Scientists from Cardiff University, UK, analyzed genetic material from children with and without ADHD, according to an article to be published in the Lancet. They found that the children who had the condition were more likely to have missing or duplicated segments of DNA than those who didn't, a variation commonly found in brain disorders, the article says.

This is the first direct evidence that ADHD is a brain development disorder, the researchers write.

The findings suggest ADHD may rise from the same biological basis as autism, according to the article. They also found links to the chromosome that has been implicated in schizophrenia and other major psychiatric disorder, the study says. It should be looked it as a developmental disorder like autism rather than as a behavioral issue, the researchers write.

"We hope that these findings will help overcome the stigma associated with ADHD," Anita Thapar, professor of child and adolescent psychiatry at Cardiff University and the study's lead investigator, says in a statement. "Too often, people dismiss ADHD as being down to bad parenting or poor diet. As a clinician, it was clear to me that this was unlikely to be the case. Now we can say with confidence that ADHD is a genetic disease and that the brains of children with this condition develop differently to those of other children."

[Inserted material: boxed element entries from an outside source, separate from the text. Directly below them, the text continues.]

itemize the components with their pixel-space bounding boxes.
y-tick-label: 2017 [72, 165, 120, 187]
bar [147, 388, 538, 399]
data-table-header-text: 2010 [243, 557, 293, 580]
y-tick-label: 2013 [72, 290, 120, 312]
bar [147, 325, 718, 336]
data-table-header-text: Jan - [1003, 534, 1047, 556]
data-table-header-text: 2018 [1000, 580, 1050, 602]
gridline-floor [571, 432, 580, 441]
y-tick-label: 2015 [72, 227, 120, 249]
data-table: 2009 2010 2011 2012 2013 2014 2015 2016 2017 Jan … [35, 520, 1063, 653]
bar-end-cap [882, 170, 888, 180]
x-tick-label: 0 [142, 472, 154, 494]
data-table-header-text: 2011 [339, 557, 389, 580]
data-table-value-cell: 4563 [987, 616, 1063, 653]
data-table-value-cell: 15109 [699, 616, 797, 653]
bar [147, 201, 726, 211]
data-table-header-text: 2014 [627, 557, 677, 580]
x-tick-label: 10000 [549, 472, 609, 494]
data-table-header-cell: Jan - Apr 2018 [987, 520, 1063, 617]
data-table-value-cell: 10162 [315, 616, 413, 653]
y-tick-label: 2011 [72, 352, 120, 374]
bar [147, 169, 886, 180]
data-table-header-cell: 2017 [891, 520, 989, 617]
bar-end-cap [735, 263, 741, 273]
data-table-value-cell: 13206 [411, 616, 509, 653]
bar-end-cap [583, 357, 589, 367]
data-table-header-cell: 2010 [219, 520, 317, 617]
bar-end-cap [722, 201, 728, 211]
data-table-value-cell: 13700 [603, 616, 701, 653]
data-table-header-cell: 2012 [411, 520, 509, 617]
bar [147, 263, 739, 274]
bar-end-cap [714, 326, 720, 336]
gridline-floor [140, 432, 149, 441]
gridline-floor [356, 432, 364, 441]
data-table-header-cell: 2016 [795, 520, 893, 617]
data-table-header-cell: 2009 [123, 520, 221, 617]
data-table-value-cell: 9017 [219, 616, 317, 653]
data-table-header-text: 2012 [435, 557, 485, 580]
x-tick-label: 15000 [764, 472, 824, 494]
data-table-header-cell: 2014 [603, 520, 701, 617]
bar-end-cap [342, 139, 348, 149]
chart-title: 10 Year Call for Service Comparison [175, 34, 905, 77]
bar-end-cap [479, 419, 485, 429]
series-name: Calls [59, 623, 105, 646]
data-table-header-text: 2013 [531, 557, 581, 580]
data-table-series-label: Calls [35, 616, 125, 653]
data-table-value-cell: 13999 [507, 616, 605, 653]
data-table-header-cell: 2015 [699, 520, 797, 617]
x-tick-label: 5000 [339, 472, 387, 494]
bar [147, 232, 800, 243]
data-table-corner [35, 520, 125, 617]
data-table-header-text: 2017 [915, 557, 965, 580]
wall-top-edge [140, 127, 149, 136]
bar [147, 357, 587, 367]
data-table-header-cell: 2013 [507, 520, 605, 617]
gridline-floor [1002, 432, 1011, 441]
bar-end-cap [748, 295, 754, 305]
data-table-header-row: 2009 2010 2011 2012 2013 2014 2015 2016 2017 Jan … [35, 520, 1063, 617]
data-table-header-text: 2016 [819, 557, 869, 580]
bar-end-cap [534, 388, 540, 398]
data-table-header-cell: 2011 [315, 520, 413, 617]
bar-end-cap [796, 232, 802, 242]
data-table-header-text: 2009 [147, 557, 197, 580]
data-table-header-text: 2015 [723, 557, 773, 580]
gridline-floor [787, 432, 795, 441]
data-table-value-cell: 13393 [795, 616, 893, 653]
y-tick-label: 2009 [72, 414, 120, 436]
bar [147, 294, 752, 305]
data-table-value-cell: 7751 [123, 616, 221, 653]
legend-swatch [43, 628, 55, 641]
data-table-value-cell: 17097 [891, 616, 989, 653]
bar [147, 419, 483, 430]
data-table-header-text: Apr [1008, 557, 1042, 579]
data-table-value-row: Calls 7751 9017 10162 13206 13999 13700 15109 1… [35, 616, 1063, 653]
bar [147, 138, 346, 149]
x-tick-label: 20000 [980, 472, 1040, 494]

There were previous indications that it was a genetic condition; for example, kids whose parents have ADHD are more likely to suffer from it than children whose parents don't have it, and if one identical twin has the condition the other has a 75 percent chance of having it as well, the researchers write.

About two out of every 100 children suffer from the disorder, which makes kids restless, impulsive and distractible, the article says. There is currently no cure for it.